Dallas To look at Eric Clapton from the neck up Tuesday night, one would've thought he wanted to be anywhere other than where he was. An expressionless face sporting a thousand-yard stare, betraying no evidence of how he felt to be on stage before an adoring audience at the American Airlines Center.
Glance at his body from the shoulders down, however, and it was a wholly different story. Restless hands working acoustic and electric guitars with equal fervor, his fingers setting off fretboard fireworks at regular intervals. Even his legs -- occasionally bracing the 67-year-old singer-songwriter against a squall of notes -- appeared animated.
Perhaps his upper half was merely reflecting what he told Rolling Stone last month, that he plans to stop touring when he turns 70 in three years, citing the wear and tear of traveling.

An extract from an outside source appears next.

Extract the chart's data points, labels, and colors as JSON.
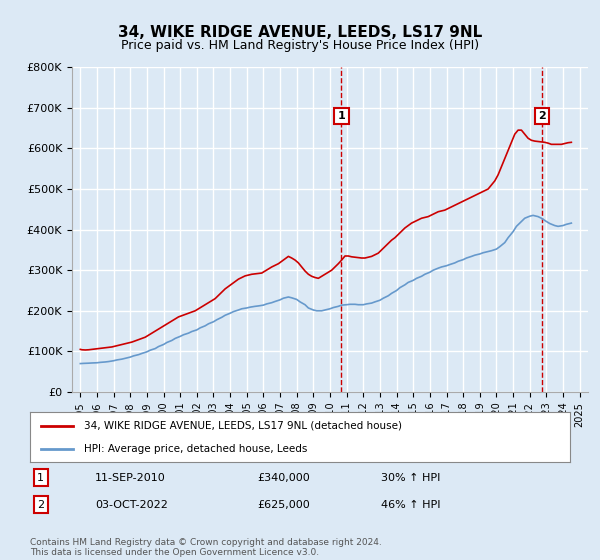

If Clapton does indeed call it a day on the road, it's a shame, as Tuesday's two hour-plus performance was a dynamic showcase for his multitude of sonic styles. Touring behind his just-released LP Old Sock, Clapton didn't feature much from the record, instead roaming the breadth of his back catalog and, of course, paying homage to the bluesmen he so reveres.
The British rock legend also generously ceded the spotlight to his ace backing band, which featured Doyle Bramhall II on guitar; Steve Jordan on drums; Greg Leisz on pedal steel and ex-Squeeze vocalist Paul Carrack on keyboards (Carrack even had the opportunity to air out a couple Squeeze tunes during the main set). Each member displayed an off-hand brilliance that was breathtaking: Bramhall's scorching solo during Little Queen of Spades was stunning, while Leisz artfully draped pedal steel behind an acoustic take on Layla that brought the classic rock tune into Nashville city limits.
As Clapton cranked up Sunshine of Your Love for the encore, it felt simultaneously thrilling and grinding. And that, in essence, is the dichotomy the man finds himself wrestling with at this stage of his career. For every moment of musical transcendence, there must be another, more punishing moment of unavoidable reality.
After a half century of making crowds roar and his fingers dance along the necks of his guitars, maybe Eric Clapton has decided the cost is too high. We are the poorer for it.